Что сделал Париж? Весь город поднялся как один и явился на Марсово поле; каждый принес с собой рабочий инструмент: заступ, лопату, тачку, мотыгу.
Здесь были не только простые люди, не только буржуа: пришли все, старики и дети, богатые господа и обыватели, знатные дамы и рыночные торговки, священники и солдаты, актеры и монахи, гулящие девицы и сестры милосердия; ночь не прерывала работу.
Инвалиды, неспособные трудиться — кто был без руки, кто без ноги, — держали факелы. Работники сменяли друг друга; бродячие оркестры и шарманщики подбадривали этих нивелировщиков, уверенных в том, что, разравнивая Марсово поле, они тем самым помогают утвердить равенство во всем мире.
Начатая утром 9 июля, эта титаническая работа была закончена в ночь с 13-го на 14-е, за два часа до рассвета. Бог изрек: «Да будет свет!» — и был свет.
Мы прибыли в город вечером 12 июля. Париж был переполнен людьми; но — странная вещь: она доказывает, до какой степени все совершавшееся тогда шло из глубины сердца Франции, — владельцы гостиниц, трактирщики, кабатчики не увеличивали плату за наем, как они не преминули бы сделать в других случаях, а снижали ее, чтобы даже самый бедный смог найти пристанище.
Кроме того, парижане стояли у дверей своих домов, высматривая, не идут ли мимо их друзья или знакомые. Если же их ожидания не сбывались, они приглашали чужих людей, и первый встречный — сомнений здесь быть не могло — становился им братом.
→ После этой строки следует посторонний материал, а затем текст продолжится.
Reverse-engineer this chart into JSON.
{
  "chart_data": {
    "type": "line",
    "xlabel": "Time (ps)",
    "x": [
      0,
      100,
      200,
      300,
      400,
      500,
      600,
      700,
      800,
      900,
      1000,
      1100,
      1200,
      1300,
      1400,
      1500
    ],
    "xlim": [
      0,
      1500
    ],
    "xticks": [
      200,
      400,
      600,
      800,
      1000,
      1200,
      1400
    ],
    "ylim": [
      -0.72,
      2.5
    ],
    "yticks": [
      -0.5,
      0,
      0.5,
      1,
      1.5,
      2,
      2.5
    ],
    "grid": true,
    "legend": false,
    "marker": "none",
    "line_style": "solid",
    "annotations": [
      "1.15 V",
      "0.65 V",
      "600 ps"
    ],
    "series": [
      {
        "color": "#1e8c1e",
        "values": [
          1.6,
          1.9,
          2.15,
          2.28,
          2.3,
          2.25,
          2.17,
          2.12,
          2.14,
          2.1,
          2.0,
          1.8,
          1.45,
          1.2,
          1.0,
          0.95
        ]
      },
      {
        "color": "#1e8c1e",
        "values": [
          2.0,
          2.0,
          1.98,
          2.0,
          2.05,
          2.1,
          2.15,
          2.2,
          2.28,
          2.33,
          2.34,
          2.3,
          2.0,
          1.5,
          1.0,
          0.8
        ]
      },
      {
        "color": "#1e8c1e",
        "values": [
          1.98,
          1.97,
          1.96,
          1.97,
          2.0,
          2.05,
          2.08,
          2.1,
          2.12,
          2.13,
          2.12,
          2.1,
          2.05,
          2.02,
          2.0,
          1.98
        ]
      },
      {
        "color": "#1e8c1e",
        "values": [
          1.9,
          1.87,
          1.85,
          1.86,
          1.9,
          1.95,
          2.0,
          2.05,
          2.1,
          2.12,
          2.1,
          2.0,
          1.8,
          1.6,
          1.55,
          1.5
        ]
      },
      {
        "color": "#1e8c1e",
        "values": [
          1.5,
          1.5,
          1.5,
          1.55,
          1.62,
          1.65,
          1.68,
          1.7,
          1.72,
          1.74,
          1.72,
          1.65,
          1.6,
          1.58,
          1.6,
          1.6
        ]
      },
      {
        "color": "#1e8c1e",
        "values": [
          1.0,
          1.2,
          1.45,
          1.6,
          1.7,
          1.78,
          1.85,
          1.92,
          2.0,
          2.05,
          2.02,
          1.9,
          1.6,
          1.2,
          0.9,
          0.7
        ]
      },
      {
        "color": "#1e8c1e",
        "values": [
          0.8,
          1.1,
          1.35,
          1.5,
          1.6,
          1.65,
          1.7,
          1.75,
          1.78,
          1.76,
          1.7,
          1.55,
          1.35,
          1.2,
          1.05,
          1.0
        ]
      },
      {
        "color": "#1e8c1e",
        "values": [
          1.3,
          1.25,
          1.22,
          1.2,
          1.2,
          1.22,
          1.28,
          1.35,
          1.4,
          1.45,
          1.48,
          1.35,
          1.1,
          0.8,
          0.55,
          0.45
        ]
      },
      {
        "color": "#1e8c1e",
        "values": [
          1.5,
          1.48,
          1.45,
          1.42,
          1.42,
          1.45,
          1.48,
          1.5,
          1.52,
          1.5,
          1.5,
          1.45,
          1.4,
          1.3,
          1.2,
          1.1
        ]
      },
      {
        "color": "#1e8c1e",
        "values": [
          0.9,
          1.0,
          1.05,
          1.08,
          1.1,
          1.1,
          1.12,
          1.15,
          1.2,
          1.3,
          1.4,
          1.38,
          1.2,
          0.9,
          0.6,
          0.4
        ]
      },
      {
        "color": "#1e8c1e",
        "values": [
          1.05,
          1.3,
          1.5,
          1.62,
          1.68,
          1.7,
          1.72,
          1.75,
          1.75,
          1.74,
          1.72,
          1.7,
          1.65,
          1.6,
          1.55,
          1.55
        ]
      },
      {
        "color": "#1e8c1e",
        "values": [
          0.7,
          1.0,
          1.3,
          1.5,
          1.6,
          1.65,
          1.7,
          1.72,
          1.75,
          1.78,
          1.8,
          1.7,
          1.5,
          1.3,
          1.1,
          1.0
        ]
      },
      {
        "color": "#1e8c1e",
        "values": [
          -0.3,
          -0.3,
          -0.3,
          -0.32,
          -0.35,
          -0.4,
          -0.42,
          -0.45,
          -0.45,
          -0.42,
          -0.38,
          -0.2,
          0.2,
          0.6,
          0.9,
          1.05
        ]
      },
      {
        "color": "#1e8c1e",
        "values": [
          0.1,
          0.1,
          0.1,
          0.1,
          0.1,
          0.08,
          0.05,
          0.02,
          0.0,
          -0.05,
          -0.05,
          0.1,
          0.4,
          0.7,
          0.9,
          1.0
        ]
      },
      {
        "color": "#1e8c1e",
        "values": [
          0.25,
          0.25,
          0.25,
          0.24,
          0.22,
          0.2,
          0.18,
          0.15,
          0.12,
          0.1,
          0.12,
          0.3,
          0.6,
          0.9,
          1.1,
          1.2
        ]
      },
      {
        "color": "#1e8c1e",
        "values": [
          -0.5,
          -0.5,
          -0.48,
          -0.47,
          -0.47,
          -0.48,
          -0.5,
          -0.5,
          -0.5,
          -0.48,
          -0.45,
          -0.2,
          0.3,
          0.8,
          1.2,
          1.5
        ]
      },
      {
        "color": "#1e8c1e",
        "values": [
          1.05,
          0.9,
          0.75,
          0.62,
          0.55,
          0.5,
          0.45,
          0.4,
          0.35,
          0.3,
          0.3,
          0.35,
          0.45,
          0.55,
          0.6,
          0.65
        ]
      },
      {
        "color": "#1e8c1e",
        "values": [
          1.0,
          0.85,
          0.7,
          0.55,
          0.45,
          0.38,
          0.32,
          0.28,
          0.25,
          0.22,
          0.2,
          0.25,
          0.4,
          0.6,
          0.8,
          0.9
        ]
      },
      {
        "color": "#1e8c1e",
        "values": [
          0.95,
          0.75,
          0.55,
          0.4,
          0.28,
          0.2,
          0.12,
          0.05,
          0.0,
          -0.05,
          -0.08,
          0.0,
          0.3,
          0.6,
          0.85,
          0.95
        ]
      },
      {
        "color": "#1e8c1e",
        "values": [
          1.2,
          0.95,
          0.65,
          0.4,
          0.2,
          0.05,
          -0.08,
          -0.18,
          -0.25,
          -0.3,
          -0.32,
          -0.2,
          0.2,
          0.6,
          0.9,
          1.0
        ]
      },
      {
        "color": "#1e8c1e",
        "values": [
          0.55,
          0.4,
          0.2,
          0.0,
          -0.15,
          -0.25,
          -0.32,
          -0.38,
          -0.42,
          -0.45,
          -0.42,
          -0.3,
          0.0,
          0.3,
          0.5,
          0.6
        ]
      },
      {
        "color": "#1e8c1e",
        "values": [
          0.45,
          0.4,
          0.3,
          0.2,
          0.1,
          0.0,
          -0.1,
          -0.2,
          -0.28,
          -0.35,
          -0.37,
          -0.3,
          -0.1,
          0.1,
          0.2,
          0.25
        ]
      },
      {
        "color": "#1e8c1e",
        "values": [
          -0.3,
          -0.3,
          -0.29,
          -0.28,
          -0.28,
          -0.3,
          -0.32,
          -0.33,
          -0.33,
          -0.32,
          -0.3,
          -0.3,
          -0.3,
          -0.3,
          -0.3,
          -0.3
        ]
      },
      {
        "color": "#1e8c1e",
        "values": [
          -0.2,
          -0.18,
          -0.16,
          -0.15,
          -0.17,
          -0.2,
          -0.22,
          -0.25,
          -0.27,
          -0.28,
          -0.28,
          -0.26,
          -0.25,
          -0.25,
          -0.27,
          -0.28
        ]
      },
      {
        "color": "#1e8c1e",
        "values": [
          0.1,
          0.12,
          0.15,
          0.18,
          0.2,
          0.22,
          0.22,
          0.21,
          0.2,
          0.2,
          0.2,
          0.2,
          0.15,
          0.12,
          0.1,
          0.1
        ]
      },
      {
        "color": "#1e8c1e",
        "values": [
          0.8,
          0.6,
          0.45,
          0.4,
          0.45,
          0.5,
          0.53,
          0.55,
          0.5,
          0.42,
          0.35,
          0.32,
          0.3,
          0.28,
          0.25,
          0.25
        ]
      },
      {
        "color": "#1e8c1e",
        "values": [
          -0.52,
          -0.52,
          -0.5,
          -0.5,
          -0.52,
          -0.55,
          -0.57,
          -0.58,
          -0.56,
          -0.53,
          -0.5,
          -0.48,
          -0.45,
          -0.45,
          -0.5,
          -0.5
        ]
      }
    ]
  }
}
Это было не только единение Франции, но и братское объятие всего мира. Прусский барон Жан Батист Клоотс, более известный под именем Анахарсис, привел в Национальное собрание два десятка представителей разных народов: русских, поляков, людей с Севера и Востока, одетых в национальные костюмы. Он пришел просить, чтобы их приняли в конфедерацию Марсова поля: они призваны были символизировать единство мира. Позднее тот же Анахарсис Клоотс внес двенадцать тысяч франков на войну против королей.
Легко представить мое изумление, когда я увидел Париж, попал на бульвары, прошел необъятный Вавилон — от Бастилии, что сровняли с землей, до холмов Шайо. Именно отсюда г-н Друэ показал мне армию тружеников, разравнивавших Марсово поле.
Тогда и я пожелал принять участие в патриотическом труде: сбежал вниз, схватил лопату и стал насыпать тачки; другие работники отвозили их и ссыпали землю на холм.
Моим соседом оказался человек лет пятидесяти, с виду принадлежавший к сословию зажиточных ремесленников. Он распоряжался двумя юношами: один был года на три старше меня, другой — почти мой ровесник.
Заметив, как лихо я орудовал лопатой, он спросил, кто я и откуда. Я ответил, что зовут меня Рене Бессон, что пришел из нового департамента Мёз, а по профессии — подмастерье столяра. Тут, выпрямившись и протянув мне руку с улыбкой, озарившей его строгое лицо, он сказал:
— Пожми мою руку, малыш! Если ты подмастерье, то я — мастер, а эти молодые люди, твои ровесники, учатся у меня ремеслу. Если не найдешь ничего лучшего, приходи сегодня поужинать к нам, ты будешь желанным гостем.
Я пожал протянутую мне руку и принял приглашение с той же сердечностью, с какой оно было сделано. Я уже говорил, что на заре революции французы представляли собой народ братьев.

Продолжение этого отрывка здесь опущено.